4

I have a set of samples that is sorted, but due to errors in the data sometimes unsorted values creep in. I need to detect these values and remove them. I'll show some sample datasets below.

20 30 21 22 23 24 25

30 31 21 22 23 24 25

30 21 22 23 24 25 26

20 21 22 23 18 25 26

20 15 21 22 23 24 25

In each case the bold italic numbers are the ones that should be removed. What would be an algorithm to do remove these numbers/detect the indices of these numbers?

Community
  • 1
  • 1
diAblo
  • 337
  • 4
  • 14
  • My question is what would be an algorithm to achieve the same. I can explain some approaches I tried if that helps – diAblo Jan 15 '16 at 11:19
  • 2
    Read the array from low index to high index (or vice versa, it hardly matters) and throw out (or otherwise mark) the out-of-sequence values. You're not going to find a general approach with complexity lower than `O(n)`. What else might you be thinking of ? – High Performance Mark Jan 15 '16 at 11:23
  • @HighPerformanceMark That fails for 2nd test case. You will need to do it repeatidly with this approach, and that's not O(n). – amit Jan 15 '16 at 11:26
  • O(n) is what I am looking for. I want to know how to mark the out-of-sequence elements? Can't use arr[k + 1] < arr[k] as far as I can see. – diAblo Jan 15 '16 at 11:28
  • 1
    You should be looking for the [longest increasing subsequence](https://en.wikipedia.org/wiki/Longest_increasing_subsequence). See also: [Remove unsorted/outlier elements in nearly-sorted array](http://stackoverflow.com/a/32217310/3789665) – greybeard Jan 15 '16 at 11:30
  • @greybeard Thanks. That should solve my problem. Out of curiosity, if the second case was not there, i.e out of sequence elements were limited to a single digit, what would be the steps? Might be my sleep ridden brain, but I can't seem to figure out a way for that either. – diAblo Jan 15 '16 at 11:40

3 Answers3

3

Detecting is relatively simpler and takes less steps - you could do it in O(n) time. Simply iterate over the array and compare each element to the next. You would be able to find (and mark indices or throw-out) out-of-sequence numbers.

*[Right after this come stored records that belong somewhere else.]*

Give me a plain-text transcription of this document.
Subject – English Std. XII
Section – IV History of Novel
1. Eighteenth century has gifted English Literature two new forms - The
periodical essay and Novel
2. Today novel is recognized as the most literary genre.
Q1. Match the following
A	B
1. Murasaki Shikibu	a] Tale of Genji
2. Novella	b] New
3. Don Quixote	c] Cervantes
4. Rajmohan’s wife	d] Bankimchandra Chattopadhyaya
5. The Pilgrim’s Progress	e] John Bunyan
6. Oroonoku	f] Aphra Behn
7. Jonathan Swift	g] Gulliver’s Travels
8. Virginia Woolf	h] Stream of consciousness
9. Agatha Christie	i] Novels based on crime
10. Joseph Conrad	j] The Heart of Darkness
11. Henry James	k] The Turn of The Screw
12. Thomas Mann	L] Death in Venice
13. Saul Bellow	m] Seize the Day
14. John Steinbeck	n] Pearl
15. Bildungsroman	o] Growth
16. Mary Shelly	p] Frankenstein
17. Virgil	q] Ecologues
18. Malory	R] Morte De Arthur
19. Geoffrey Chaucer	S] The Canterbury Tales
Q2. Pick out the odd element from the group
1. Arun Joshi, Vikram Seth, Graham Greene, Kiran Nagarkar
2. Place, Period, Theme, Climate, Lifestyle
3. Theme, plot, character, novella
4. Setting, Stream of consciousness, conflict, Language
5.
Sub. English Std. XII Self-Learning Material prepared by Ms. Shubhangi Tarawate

However, your second case makes doing this a problem. I will assume that you always want to keep the longest increasing sub-sequence of the list of numbers (like in the 2nd case).

You can solve this problem efficiently with arrays and binary search. The algorithm performs a single binary search per sequence element, its total time can be expressed as O(n log n).

Process the sequence elements in order, maintain the longest increasing sub-sequence found so far. Denote the sequence values as X[0], X[1], etc. L representing the length of the longest increasing sub-sequence found so far.

M[j] stores the index k of the smallest value X[k] such that there is an increasing sub-sequence of length j ending at X[k] on the range k ≤ i. j ≤ k ≤ i always. P[k] stores the index of the predecessor of X[k] in the longest increasing sub-sequence ending at X[k]

The sequence X[M[1]], X[M[2]], ..., X[M[L]] is always nondecreasing at all points of the algorithm.

P = array of length N
M = array of length N + 1 // Using a 1 indexed array for ease of understanding

L = 0
for i in range 0 to N-1:
   // Binary search
   lo = 1
   hi = L
   while lo ≤ hi:
       mid = ceil((lo+hi)/2)
       if X[M[mid]] < X[i]:
           lo = mid+1
       else:
           hi = mid-1

newL = lo

P[i] = M[newL-1]
M[newL] = i

if newL > L:
    L = newL

S = array of length L
k = M[L]
for i in range L-1 to 0:
    S[i] = X[k]
    k = P[k]

return S

The pseudo-code can be found on the Wikipedia article for this.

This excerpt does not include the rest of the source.